Schicksalsschläge für den Grimmaer Bürgermeister Lobeck im Ersten Weltkrieg

Der am 11. Februar 1848 in Calbitz bei Oschatz geborene Max Ferdinand Lobeck war seit Januar 1888 Bürgermeister der Stadt Grimma. Die ersten 25 Jahre seiner langen Amtszeit waren geprägt von Ausdehnung der Stadtgrenzen, Bevölkerungswachstum und zunehmender Industrialisierung. So stieg beispielsweise die Zahl der Einwohner seit seinem Amtsantritt um ca. 4.000 auf etwa 12.000 im Jahr 1914. Die rasante Entwicklung der Stadt machte auch umfangreiche öffentliche Bauvorhaben notwendig.
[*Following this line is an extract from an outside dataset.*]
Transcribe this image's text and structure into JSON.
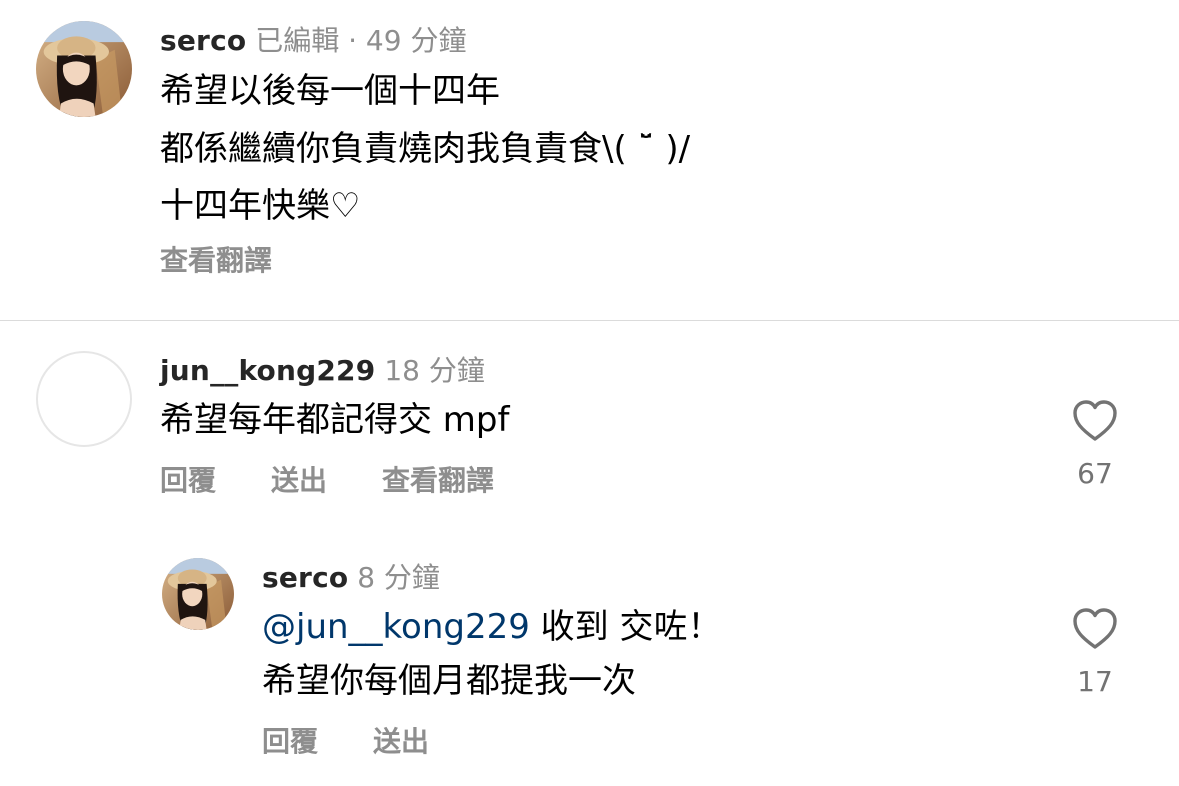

So wurden bis zum 1. Weltkrieg Schulen gebaut und erweitert, die neue Hochdruckwasserleitung und der Schlachthof gebaut und Grimma an das Stromnetz angeschlossen. Auch die Husaren verließen in dieser Zeit ihre Bürgerquartiere und zogen in Etappen in die zwischen 1893 und 1915 gebauten Kasernengebäude am Rande der Stadt.

Mit dem Kriegsbeginn 1914 brach auch für den Bürgermeister in der Amtsführung wie auch persönlich eine schwere Zeit an.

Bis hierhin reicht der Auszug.